Given n non-negative integers representing an elevation map where the width of each bar is 1, compute how much water it can trap after raining.

 

Example 1:

Input: height = [0,1,0,2,1,0,1,3,2,1,2,1]
Output: 6
Explanation: The above elevation map (black section) is represented by array [0,1,0,2,1,0,1,3,2,1,2,1]. In this case, 6 units of rain water (blue section) are being trapped.

Example 2:

Input: height = [4,2,0,3,2,5]
Output: 9

 

Constraints:

• n == height.length
• 1 <= n <= 2 * 104
• 0 <= height[i] <= 105

Solution

/**
 * @param {number[]} height
 * @return {number}
 */
var trap = function(height) {
    let l = 0; // left pointer
    let r = height.length - 1; // right pointer
    let maxL = height[l]; // max height l has encountered
    let maxR = height[r]; // max height r has encountered
    let res = 0; // trapped water

    while (l < r) {
        if (maxL >= maxR) { // left side has greater height
            res += maxR - height[r];
            r--;
            maxR = Math.max(maxR, height[r]);
        } else { // right side has greater height
            res += maxL - height[l];
            l++;
            maxL = Math.max(maxL, height[l]);
        }
    }
    return res;
};

We will implement a two pointers solution.

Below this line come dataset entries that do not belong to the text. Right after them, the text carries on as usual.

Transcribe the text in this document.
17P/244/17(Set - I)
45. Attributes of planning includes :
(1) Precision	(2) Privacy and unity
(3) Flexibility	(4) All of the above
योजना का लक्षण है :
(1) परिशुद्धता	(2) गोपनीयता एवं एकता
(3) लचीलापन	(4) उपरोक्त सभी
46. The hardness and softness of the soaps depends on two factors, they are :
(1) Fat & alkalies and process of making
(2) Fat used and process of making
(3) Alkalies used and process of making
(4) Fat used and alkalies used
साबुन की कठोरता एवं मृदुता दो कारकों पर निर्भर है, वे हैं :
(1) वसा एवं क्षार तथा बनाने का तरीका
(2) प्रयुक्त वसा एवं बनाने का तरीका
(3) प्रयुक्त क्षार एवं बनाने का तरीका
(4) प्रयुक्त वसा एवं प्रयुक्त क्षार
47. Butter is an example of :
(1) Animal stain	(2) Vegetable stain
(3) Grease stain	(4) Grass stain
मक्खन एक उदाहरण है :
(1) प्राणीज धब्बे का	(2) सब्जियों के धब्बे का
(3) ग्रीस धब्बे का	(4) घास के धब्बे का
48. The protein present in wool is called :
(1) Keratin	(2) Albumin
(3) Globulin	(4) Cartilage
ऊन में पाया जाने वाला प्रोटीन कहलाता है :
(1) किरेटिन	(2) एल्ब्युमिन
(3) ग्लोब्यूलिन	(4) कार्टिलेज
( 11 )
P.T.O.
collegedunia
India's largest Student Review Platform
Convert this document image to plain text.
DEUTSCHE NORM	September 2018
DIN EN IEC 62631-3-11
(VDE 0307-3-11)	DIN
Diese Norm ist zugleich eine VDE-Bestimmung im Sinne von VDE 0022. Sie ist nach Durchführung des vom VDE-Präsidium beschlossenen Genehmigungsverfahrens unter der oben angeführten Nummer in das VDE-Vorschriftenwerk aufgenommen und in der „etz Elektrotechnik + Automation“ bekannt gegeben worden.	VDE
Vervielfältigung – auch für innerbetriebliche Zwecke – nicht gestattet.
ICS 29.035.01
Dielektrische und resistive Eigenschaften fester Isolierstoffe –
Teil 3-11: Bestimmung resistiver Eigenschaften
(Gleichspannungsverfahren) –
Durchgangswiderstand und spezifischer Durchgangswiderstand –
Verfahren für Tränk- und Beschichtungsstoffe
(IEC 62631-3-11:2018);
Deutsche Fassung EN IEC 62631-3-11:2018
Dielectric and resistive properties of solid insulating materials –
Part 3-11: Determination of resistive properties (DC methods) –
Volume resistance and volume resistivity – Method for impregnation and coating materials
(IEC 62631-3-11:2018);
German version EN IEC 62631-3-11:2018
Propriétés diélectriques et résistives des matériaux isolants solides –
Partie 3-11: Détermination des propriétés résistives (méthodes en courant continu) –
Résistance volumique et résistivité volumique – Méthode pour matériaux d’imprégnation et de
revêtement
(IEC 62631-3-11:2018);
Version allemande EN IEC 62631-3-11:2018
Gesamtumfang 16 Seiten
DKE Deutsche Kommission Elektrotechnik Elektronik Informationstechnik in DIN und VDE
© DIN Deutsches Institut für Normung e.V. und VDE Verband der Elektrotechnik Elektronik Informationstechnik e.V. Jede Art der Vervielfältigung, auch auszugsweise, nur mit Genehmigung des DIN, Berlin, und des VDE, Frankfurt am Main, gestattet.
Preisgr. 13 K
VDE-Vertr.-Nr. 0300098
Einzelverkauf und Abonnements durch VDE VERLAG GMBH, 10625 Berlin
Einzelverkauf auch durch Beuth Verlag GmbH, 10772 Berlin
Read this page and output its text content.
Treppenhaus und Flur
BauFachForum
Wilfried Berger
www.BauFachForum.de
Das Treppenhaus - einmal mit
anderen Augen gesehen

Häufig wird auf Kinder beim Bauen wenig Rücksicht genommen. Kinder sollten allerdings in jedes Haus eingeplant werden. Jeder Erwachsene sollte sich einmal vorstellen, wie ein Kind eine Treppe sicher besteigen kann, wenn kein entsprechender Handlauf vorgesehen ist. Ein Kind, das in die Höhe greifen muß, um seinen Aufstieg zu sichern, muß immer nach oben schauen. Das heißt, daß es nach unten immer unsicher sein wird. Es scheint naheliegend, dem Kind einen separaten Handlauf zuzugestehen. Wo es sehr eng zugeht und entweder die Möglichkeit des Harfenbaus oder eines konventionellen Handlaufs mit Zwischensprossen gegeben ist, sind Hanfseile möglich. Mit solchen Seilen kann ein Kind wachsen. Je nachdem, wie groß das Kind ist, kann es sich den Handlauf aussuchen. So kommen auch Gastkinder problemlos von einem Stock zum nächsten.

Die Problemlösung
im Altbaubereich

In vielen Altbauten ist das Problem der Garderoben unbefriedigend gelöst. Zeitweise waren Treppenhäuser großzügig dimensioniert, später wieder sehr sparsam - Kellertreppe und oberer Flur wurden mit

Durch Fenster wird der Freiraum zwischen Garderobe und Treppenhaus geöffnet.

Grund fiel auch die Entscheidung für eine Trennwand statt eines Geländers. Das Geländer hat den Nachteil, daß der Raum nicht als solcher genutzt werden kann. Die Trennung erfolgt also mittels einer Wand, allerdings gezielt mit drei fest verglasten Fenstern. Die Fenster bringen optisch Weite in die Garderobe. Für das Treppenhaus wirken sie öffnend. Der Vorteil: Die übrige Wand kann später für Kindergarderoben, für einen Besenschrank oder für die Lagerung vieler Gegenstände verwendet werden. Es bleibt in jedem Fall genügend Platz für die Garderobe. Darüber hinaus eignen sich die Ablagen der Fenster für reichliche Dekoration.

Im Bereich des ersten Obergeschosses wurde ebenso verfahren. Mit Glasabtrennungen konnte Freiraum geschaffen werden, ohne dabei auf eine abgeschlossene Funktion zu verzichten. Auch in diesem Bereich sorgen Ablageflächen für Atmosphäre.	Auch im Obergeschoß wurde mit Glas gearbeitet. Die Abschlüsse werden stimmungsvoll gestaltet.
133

Observe that if there exists a height height[l] = h1 and height[r] = h2 where l < r and h1 >= h2, then the water can at least accumulate between l and r with height h2. Using this logic, we start from the left index l and right index r of height, such that when either encounters a height greater then the other has so far (ie. comparing maxL and maxR), we greedily update res with the assumption that the water can reach height min(maxL, maxR) on the shorter side.

Note that l and r are both sliding inwards, and should meet at the peak of height.